The only way to cure it is likely to soak the carb in a cleaning solution with the mixture screws removed (also the diaphragm and any other rubber or plastic parts). The cleaning solution will often destroy the soft parts. Once it has been thoroughly soaked, use compressed air to blow through any of the orifices that may be clogged with gum. Be careful not to inhale or get the solvent in your eyes!! :wink:

Allow the carb to thoroughly dry and re-assemble it and mount it back. It is a good idea to replace all the rubber or plastic tubes in the fuel line feeds. Often there is one inside the fuel tank that gets overlooked!
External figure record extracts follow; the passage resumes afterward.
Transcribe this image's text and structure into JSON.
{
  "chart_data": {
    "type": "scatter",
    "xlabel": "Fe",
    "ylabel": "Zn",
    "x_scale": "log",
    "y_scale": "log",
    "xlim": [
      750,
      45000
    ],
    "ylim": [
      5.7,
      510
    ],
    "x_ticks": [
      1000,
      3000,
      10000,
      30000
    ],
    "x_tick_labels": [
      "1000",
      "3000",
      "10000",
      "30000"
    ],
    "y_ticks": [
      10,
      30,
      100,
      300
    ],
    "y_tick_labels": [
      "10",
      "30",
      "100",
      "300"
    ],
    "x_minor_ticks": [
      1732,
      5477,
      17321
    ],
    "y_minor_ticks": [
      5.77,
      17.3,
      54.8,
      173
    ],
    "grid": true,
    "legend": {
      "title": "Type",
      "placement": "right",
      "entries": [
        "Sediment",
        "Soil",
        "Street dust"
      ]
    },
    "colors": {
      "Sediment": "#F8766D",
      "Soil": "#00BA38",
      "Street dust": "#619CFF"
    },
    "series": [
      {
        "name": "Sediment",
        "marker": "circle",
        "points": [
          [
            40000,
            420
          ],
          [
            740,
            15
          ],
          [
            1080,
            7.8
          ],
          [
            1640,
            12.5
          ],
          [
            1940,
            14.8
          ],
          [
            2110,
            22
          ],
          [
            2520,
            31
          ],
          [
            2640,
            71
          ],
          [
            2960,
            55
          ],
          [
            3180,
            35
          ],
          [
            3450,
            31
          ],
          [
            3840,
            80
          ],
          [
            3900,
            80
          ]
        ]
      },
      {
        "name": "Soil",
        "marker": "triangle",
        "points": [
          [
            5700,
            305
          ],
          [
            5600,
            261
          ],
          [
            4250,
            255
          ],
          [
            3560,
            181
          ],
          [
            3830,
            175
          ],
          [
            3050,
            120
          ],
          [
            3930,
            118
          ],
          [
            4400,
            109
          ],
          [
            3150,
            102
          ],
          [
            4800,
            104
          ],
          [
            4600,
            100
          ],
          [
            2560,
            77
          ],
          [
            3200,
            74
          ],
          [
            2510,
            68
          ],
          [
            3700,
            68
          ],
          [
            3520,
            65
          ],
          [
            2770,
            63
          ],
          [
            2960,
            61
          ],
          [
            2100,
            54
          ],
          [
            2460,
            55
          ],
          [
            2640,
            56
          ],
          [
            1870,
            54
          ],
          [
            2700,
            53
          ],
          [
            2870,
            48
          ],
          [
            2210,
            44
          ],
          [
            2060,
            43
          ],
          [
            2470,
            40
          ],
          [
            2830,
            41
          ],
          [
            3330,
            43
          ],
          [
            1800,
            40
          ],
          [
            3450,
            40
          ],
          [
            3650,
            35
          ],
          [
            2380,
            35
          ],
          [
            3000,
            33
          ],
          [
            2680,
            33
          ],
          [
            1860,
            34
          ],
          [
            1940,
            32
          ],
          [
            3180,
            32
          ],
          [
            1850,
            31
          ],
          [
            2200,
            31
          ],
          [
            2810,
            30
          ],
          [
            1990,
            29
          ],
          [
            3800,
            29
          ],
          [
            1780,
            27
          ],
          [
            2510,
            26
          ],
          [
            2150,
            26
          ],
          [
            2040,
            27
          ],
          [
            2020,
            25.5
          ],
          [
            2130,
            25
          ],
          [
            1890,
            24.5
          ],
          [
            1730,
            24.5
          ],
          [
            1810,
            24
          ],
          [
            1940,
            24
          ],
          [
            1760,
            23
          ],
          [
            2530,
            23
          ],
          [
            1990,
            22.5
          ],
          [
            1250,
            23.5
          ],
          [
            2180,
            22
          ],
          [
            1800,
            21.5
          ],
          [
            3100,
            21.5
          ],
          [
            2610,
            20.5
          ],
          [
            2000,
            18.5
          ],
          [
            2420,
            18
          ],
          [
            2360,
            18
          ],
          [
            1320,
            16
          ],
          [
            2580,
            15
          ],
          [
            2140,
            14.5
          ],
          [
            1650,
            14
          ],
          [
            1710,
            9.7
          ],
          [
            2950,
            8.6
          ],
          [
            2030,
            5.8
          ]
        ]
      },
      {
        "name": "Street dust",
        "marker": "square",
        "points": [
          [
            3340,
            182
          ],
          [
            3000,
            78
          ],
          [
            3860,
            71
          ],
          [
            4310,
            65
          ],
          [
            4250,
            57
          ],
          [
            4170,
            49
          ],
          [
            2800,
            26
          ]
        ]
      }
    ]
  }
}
It can get dried out and kinked and prevent proper fuel flow.

Best practice is to remove all fuel from the item prior to storage in the "off season" and treat at least the last fueling with "Sta-Bil" or similar fuel treatment, which decreases the likelihood of degraded fuel gumming up the works.

Before I found this preventive sequence I was buying new equipment every year! :sad:

Best of luck with this one! :grin:

*


----------



## AVB (Nov 28, 2014)

Even here in my shop I don't usually repair these low cost unit simply because of the repair costs.

Though I agree with some of what Wizmo said. The soaking of 2 cycle cube in carburetor cleaner is a no no here in my shop. It's the delicate check valves in the carburetor and hidden o-rings that can be damage by the cleaner. Also using pressurized air can damage these as you can only lightly blow dry them.

Here I use an ultrasonic cleaner with soap and water to clean. The installation carburetor repair kit is usually necessary as the diaphragms are often stiffen, the internal filter usually clogged, and other general clogging. Sometime I can get by just install a new filter screen and the metering diaphragm after cleaning but not always. 

You can't expect to simply throw in a kit and hope it works. Often the new metering lever is not set properly. Something to note on the internal filter screens. Depending the style used they can look clean and still be clogged.

As for the initial mixtures screw(s) setting they are usually set at 1-1/2 turns CCW from lightly seated and tuned to final settings after warm up.

Also from your description of how it is acting I am thinking the metering diaphragm is stiffen and not opening the needle valve. Also make you installed the carburetor to intake adapter gasket correctly as if wrong the impulse port may blocked. The reason it works on choke is that there more vacuum to pull in the stiffen diaphragm.

It very possible you have a Ruixing carburetor as many cheap trimmers sold today have these Chinese cube carburetors and their are usually no repair kits available but many of the Zama individual parts are be used to make up a kit but this requires a shop that does a lot 2 cycle work to do and then they they to see the original parts to match them up.


----------



## Wizmo (Apr 3, 2011)

*Hi AVB,

I will bow to your superior experience in this. The Poulan (Craftsman) string trimmer I had kept going for about 15 years after I did the initial "cleaning," then took proper precautions every pre-winter season with fuel treatment, followed by thorough draining. When I moved to the Caribbean 25 years ago, I sold it (still working) to my neighbor at the yard sale. So yeah it was quite a while ago! 

I have since encountered a few here with gummy fuel issues that were corrected by a good soak and blowing out. I agree with you completely about the cheapie Chinese carbs on the newer models. eBay often has a replacement that goes for $25-$30 that has worked for me once or twice with newer models. Some I have had to simply give up on after that didn't work... :sad:


*


----------



## Toothdr (May 20, 2017)

Thank you for the advice. I'm going to try a couple things and then trash it. 

Did something happen last few years? My carborator in my newly lawnmower also had problems. 

I had a lawn mower for 15 years. Never did anything to it. It always started within a few pulls. Now all of a sudden my weed eater and mower both have had to have work. 

I'll let you know of the weed eater starts up or ends up in the trash.


----------